The Blu-ray: Vital Disc Stats
'Narcopolis' arrives on Blu-ray thanks to Scream Factory and IFC Midnight. Pressed onto a Region A BD50 disc, the disc is housed in a standard Blu-ray case with a slipcover featuring identical artwork. The disc opens directly to the film's animated main menu featuring standard navigation functions.
'Narcopolis' features a slick 2.35:1 1080p transfer that makes you feel like you're seeing a real down and dirty future world. The film uses mostly practical effects and bright creative lighting schemes to create a future world without an over indulgence of CGI. Because of this, fine details are constantly on display allowing you to appreciate the scenery and costuming of a near-future world that is believable. Colors tend to be on the darker side of things to fit the film thematically, but there are several moments where primaries have plenty of pop and presence to them. Flesh tones tend to look on the sickly side of things but considering the story, that's by intent. Black levels are deep and inky with strong shadow separation ensuring that the image has a notable sense of depth to it.

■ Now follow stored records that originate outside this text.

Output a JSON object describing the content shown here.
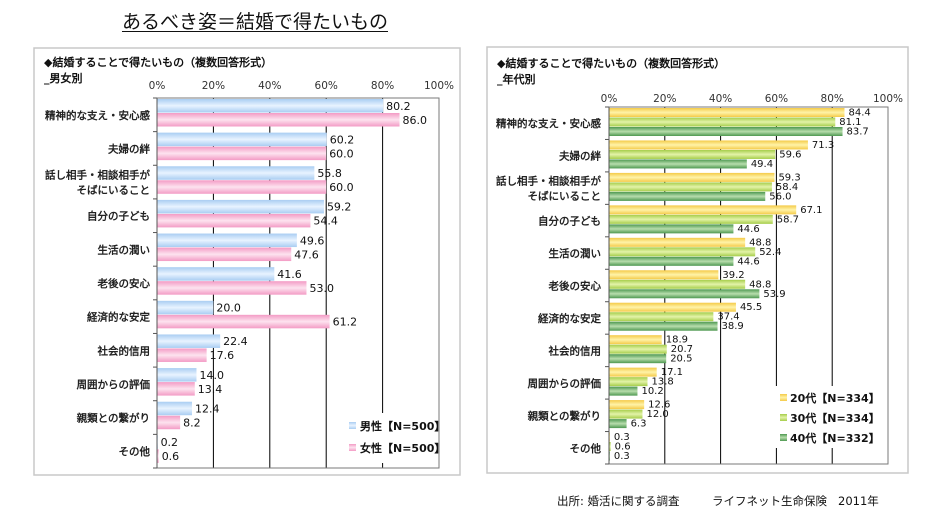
{
  "page_title": "あるべき姿＝結婚で得たいもの",
  "source": {
    "label": "出所: 婚活に関する調査",
    "org": "ライフネット生命保険",
    "year": "2011年"
  },
  "chart_data": [
    {
      "type": "bar",
      "orientation": "horizontal",
      "title": "◆結婚することで得たいもの（複数回答形式）",
      "subtitle": "_男女別",
      "xlim": [
        0,
        100
      ],
      "xticks": [
        "0%",
        "20%",
        "40%",
        "60%",
        "80%",
        "100%"
      ],
      "grid": true,
      "legend": "bottom-right",
      "categories": [
        "精神的な支え・安心感",
        "夫婦の絆",
        "話し相手・相談相手が\nそばにいること",
        "自分の子ども",
        "生活の潤い",
        "老後の安心",
        "経済的な安定",
        "社会的信用",
        "周囲からの評価",
        "親類との繋がり",
        "その他"
      ],
      "series": [
        {
          "name": "男性【N=500】",
          "color": "#a9cdf2",
          "highlight": "#e8f3ff",
          "values": [
            80.2,
            60.2,
            55.8,
            59.2,
            49.6,
            41.6,
            20.0,
            22.4,
            14.0,
            12.4,
            0.2
          ]
        },
        {
          "name": "女性【N=500】",
          "color": "#f39bc5",
          "highlight": "#fde3ef",
          "values": [
            86.0,
            60.0,
            60.0,
            54.4,
            47.6,
            53.0,
            61.2,
            17.6,
            13.4,
            8.2,
            0.6
          ]
        }
      ]
    },
    {
      "type": "bar",
      "orientation": "horizontal",
      "title": "◆結婚することで得たいもの（複数回答形式）",
      "subtitle": "_年代別",
      "xlim": [
        0,
        100
      ],
      "xticks": [
        "0%",
        "20%",
        "40%",
        "60%",
        "80%",
        "100%"
      ],
      "grid": true,
      "legend": "bottom-right",
      "categories": [
        "精神的な支え・安心感",
        "夫婦の絆",
        "話し相手・相談相手が\nそばにいること",
        "自分の子ども",
        "生活の潤い",
        "老後の安心",
        "経済的な安定",
        "社会的信用",
        "周囲からの評価",
        "親類との繋がり",
        "その他"
      ],
      "series": [
        {
          "name": "20代【N=334】",
          "color": "#f4ca48",
          "highlight": "#fff3a8",
          "values": [
            84.4,
            71.3,
            59.3,
            67.1,
            48.8,
            39.2,
            45.5,
            18.9,
            17.1,
            12.6,
            0.3
          ]
        },
        {
          "name": "30代【N=334】",
          "color": "#a5cd4a",
          "highlight": "#e3f3a8",
          "values": [
            81.1,
            59.6,
            58.4,
            58.7,
            52.4,
            48.8,
            37.4,
            20.7,
            13.8,
            12.0,
            0.6
          ]
        },
        {
          "name": "40代【N=332】",
          "color": "#4e9851",
          "highlight": "#b7ddac",
          "values": [
            83.7,
            49.4,
            56.0,
            44.6,
            44.6,
            53.9,
            38.9,
            20.5,
            10.2,
            6.3,
            0.3
          ]
        }
      ]
    }
  ]
}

Since this was shot digitally, the image is immaculate and free of any notable compression issues or video noise effects.

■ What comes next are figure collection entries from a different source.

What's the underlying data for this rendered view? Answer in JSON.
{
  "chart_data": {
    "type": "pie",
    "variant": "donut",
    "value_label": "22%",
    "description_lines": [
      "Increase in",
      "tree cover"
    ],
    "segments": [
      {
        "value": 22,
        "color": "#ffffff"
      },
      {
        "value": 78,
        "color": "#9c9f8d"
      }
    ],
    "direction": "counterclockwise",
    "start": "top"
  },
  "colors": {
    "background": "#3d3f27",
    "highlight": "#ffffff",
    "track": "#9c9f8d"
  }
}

'Narcopolis' is given a DTS-HD MA 5.1 audio track as well as a DTS-HD MA 2.0 mix. I'm not entirely sure why a 2.0 mix was included since the 5.1 mix works so well. The 2.0 track works on its own merits but loses a lot of the nuance and sense of space and atmosphere of the 5.1 surround track. The 5.1 track has a fantastic sense of imaging and space with plenty of channel movement and an abundance of atmospheric elements. Dialogue for both tracks is strong, but the 5.1 track feels more natural like the voice is coming from an actual person in a real space. Levels are rock solid and the track handles the film's shift from quiet investigative moments to action packed gun shots and drama. All around a great track but the 5.1 mix is the way to go.

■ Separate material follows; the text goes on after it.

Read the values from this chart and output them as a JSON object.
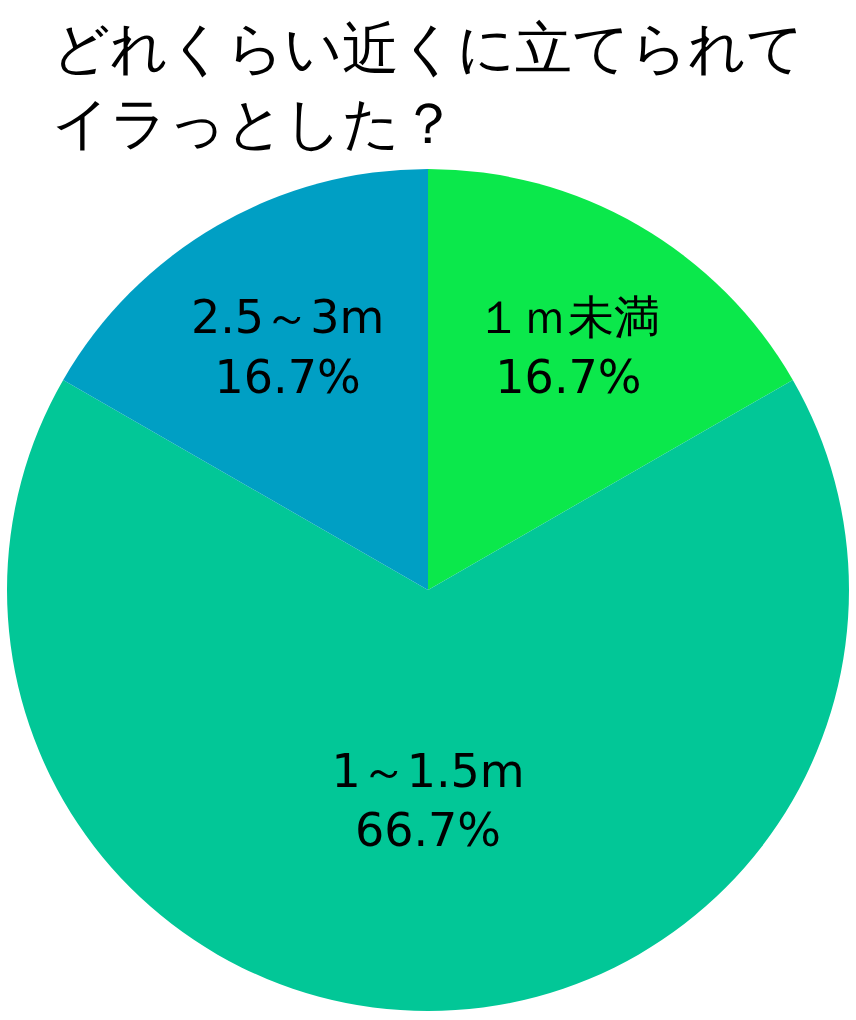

Audio Commentary: Writer/Director Justin Trefgarne flies solo for this commentary and he has a lot to say. It's a solid commentary as he covers a lot of production details and how he drew a lot of inspiration from Phillip K. Dick stories to influence his world building.
Behind the Scenes: (HD 16:40) This is a pretty cool, better than the average, behind the scenes making of extra feature. In a quick amount of time, they cover a lot of great material.
Deleted Scene: (HD 3:32) It's easy to see why this scene was cut, I can't really go into it without spoiling some scenes.
Trailer: (HD 2:09)
'Narcopolis' is almost a great work of science fiction, but unfortunately, the film tries to do too much with a very simple straightforward concept. It's worth a viewing but I was let down by an unnecessary twist to the plot. Scream Factory with IFC Midnight have brought 'Narcopolis' to Blu-ray in fine order featuring a fantastic A/V presentation with some pretty decent extra features. Give it a rent.